All but one of the defendants were American citizens. Sherifi was a native of Kosovo and was living in the United States legally.

All seven men are charged with conspiring to provide support to terrorists and conspiring to murder, kidnap, maim and injure persons abroad.

Each is expected to have a detention hearing later this week. Until then, they are being held without bond. They have not been appointed lawyers. Efforts to reach their families were unsuccessful Monday night.

Federal authorities stormed the defendants' homes on Monday and arrested the men.

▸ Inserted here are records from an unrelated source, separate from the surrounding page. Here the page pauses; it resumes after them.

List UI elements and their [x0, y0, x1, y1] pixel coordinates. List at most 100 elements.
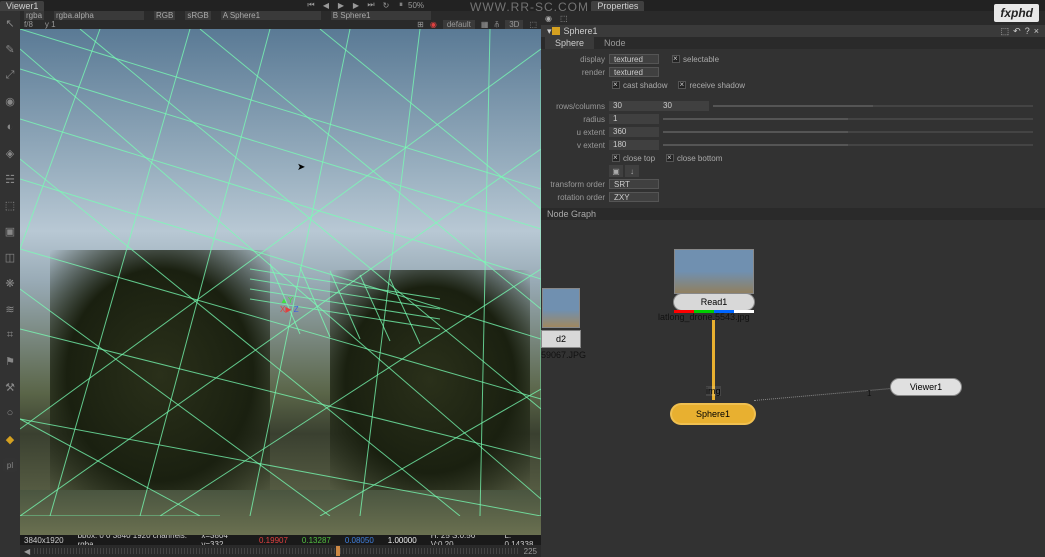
node-color-swatch[interactable] [552, 27, 560, 35]
input-a-dropdown[interactable]: A Sphere1 [221, 11, 321, 20]
mouse-cursor: ➤ [297, 162, 305, 174]
node-read1[interactable]: Read1 [673, 293, 755, 311]
last-frame-icon[interactable]: ⏭ [365, 0, 377, 10]
rowscols-label: rows/columns [549, 102, 609, 111]
lock-icon[interactable]: ◉ [545, 14, 552, 23]
node-graph[interactable]: d2 59067.JPG Read1 latlong_drone.5543.jp… [541, 220, 1045, 557]
uextent-slider[interactable] [663, 131, 1033, 133]
props-title: Sphere1 [564, 26, 598, 36]
overlay-icon[interactable]: ⊞ [417, 20, 424, 29]
color-icon[interactable]: ◈ [3, 146, 17, 160]
undo-icon[interactable]: ↶ [1013, 26, 1021, 37]
read2-filename: 59067.JPG [541, 350, 586, 360]
tab-sphere[interactable]: Sphere [545, 37, 594, 49]
3d-icon[interactable]: ◫ [3, 250, 17, 264]
pause-icon[interactable]: ⏸ [395, 0, 407, 10]
toolset-icon[interactable]: ⚒ [3, 380, 17, 394]
watermark: WWW.RR-SC.COM [470, 0, 589, 14]
radius-input[interactable]: 1 [609, 114, 659, 124]
read2-name: d2 [556, 334, 566, 344]
help-icon[interactable]: ⬚ [1001, 26, 1010, 37]
gamma-value[interactable]: y 1 [45, 20, 56, 29]
properties-tab[interactable]: Properties [591, 1, 644, 11]
render-label: render [549, 68, 609, 77]
import-button[interactable]: ↓ [625, 165, 639, 177]
revert-icon[interactable]: ? [1025, 26, 1030, 37]
cursor-icon[interactable]: ↖ [3, 16, 17, 30]
loop-icon[interactable]: ↻ [380, 0, 392, 10]
right-panels: ◉ ⬚ ▾ Sphere1 ⬚ ↶ ? × Sphere Node displa… [541, 11, 1045, 557]
rows-input[interactable]: 30 [609, 101, 659, 111]
pin-icon[interactable]: ⬚ [560, 14, 568, 23]
cast-shadow-checkbox[interactable] [612, 81, 620, 89]
axis-gizmo[interactable]: ▲YX▶ Z [280, 296, 299, 314]
timeline-track[interactable] [34, 548, 519, 554]
merge-icon[interactable]: ▣ [3, 224, 17, 238]
timeline-start[interactable]: ◀ [24, 547, 30, 556]
frame-end: 225 [524, 547, 537, 556]
prev-frame-icon[interactable]: ◀ [320, 0, 332, 10]
transform-order-label: transform order [549, 180, 609, 189]
input-b-dropdown[interactable]: B Sphere1 [331, 11, 431, 20]
g-value: 0.13287 [302, 536, 331, 545]
first-frame-icon[interactable]: ⏮ [305, 0, 317, 10]
misc-icon[interactable]: ⬚ [529, 20, 537, 29]
vextent-input[interactable]: 180 [609, 140, 659, 150]
viewer-tab[interactable]: Viewer1 [0, 1, 44, 11]
views-icon[interactable]: ⌗ [3, 328, 17, 342]
vextent-slider[interactable] [663, 144, 1033, 146]
wipe-icon[interactable]: ▦ [481, 20, 489, 29]
transform-icon[interactable]: ⤢ [3, 68, 17, 82]
next-frame-icon[interactable]: ▶ [350, 0, 362, 10]
tab-node[interactable]: Node [594, 37, 636, 49]
filter-icon[interactable]: ☵ [3, 172, 17, 186]
planar-icon[interactable]: pl [3, 458, 17, 472]
render-dropdown[interactable]: textured [609, 67, 659, 77]
dim-dropdown[interactable]: 3D [505, 20, 523, 29]
receive-shadow-checkbox[interactable] [678, 81, 686, 89]
fstop-value[interactable]: f/8 [24, 20, 33, 29]
channel-icon[interactable]: ◐ [3, 120, 17, 134]
lut-dropdown[interactable]: sRGB [185, 11, 210, 20]
file-button[interactable]: ▣ [609, 165, 623, 177]
close-bottom-checkbox[interactable] [666, 154, 674, 162]
dash-sphere-viewer[interactable] [754, 387, 904, 401]
time-icon[interactable]: ◉ [3, 94, 17, 108]
uextent-input[interactable]: 360 [609, 127, 659, 137]
viewer-name: Viewer1 [910, 382, 942, 392]
display-dropdown[interactable]: textured [609, 54, 659, 64]
timeline[interactable]: ◀ 225 [20, 545, 541, 557]
node-viewer1[interactable]: Viewer1 [890, 378, 962, 396]
viewport[interactable]: ▲YX▶ Z ➤ [20, 29, 541, 535]
read1-thumbnail [674, 249, 754, 294]
cols-input[interactable]: 30 [659, 101, 709, 111]
colorspace-dropdown[interactable]: RGB [154, 11, 175, 20]
node-sphere1[interactable]: Sphere1 [672, 405, 754, 423]
view-mode-dropdown[interactable]: default [443, 20, 475, 29]
particles-icon[interactable]: ❋ [3, 276, 17, 290]
zoom-value[interactable]: 50% [410, 0, 422, 10]
other-icon[interactable]: ○ [3, 406, 17, 420]
uextent-label: u extent [549, 128, 609, 137]
roto-icon[interactable]: ◆ [3, 432, 17, 446]
radius-slider[interactable] [663, 118, 1033, 120]
props-header: ▾ Sphere1 ⬚ ↶ ? × [541, 25, 1045, 37]
close-icon[interactable]: × [1034, 26, 1039, 37]
transform-order-dropdown[interactable]: SRT [609, 179, 659, 189]
rowscols-slider[interactable] [713, 105, 1033, 107]
props-toolbar: ◉ ⬚ [541, 11, 1045, 25]
metadata-icon[interactable]: ⚑ [3, 354, 17, 368]
selectable-checkbox[interactable] [672, 55, 680, 63]
draw-icon[interactable]: ✎ [3, 42, 17, 56]
channel-dropdown[interactable]: rgba [24, 11, 44, 20]
node-graph-tab[interactable]: Node Graph [541, 208, 1045, 220]
roi-icon[interactable]: ◉ [430, 20, 437, 29]
alpha-dropdown[interactable]: rgba.alpha [54, 11, 144, 20]
keyer-icon[interactable]: ⬚ [3, 198, 17, 212]
deep-icon[interactable]: ≋ [3, 302, 17, 316]
node-read2-partial[interactable]: d2 [541, 330, 581, 348]
rotation-order-dropdown[interactable]: ZXY [609, 192, 659, 202]
play-icon[interactable]: ▶ [335, 0, 347, 10]
proxy-icon[interactable]: ⫚ [494, 20, 499, 30]
close-top-checkbox[interactable] [612, 154, 620, 162]
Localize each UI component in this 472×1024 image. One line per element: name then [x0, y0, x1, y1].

Hours later, they stood before a federal magistrate and learned they could spend the rest of their lives in prison if found guilty of the charges against them. At nightfall, federal agents continued to search their homes, bringing several vans and dozens of agents to their quiet neighborhoods.

News of their arrests rattled those they had befriended.

"If he's a terrorist, he's the nicest terrorist I've ever met in my life," said Charles Casale, a neighbor to Boyd and his sons who often chatted with them. Casale said the senior Boyd often invited him and his wife to visit. When the two chatted near the pond that separated their properties, Boyd would excuse himself to pray when the sun reached its noon-day height.

Federal documents released Monday detail a half-dozen trips members of the group made to Israel and Pakistan. Investigators believe the men meant to wage a violent jihad, killing themselves and others in bombings meant to defend Muslims from oppression. All failed, for reasons not specified in federal documents.

Investigators say the Boyds stockpiled military-style weapons and trained at a rural property in Caswell County, on the Virginia border north of Alamance and Orange counties. They say Daniel Boyd split from his mainstream mosque in Raleigh this year over "ideological differences," according to the indictment.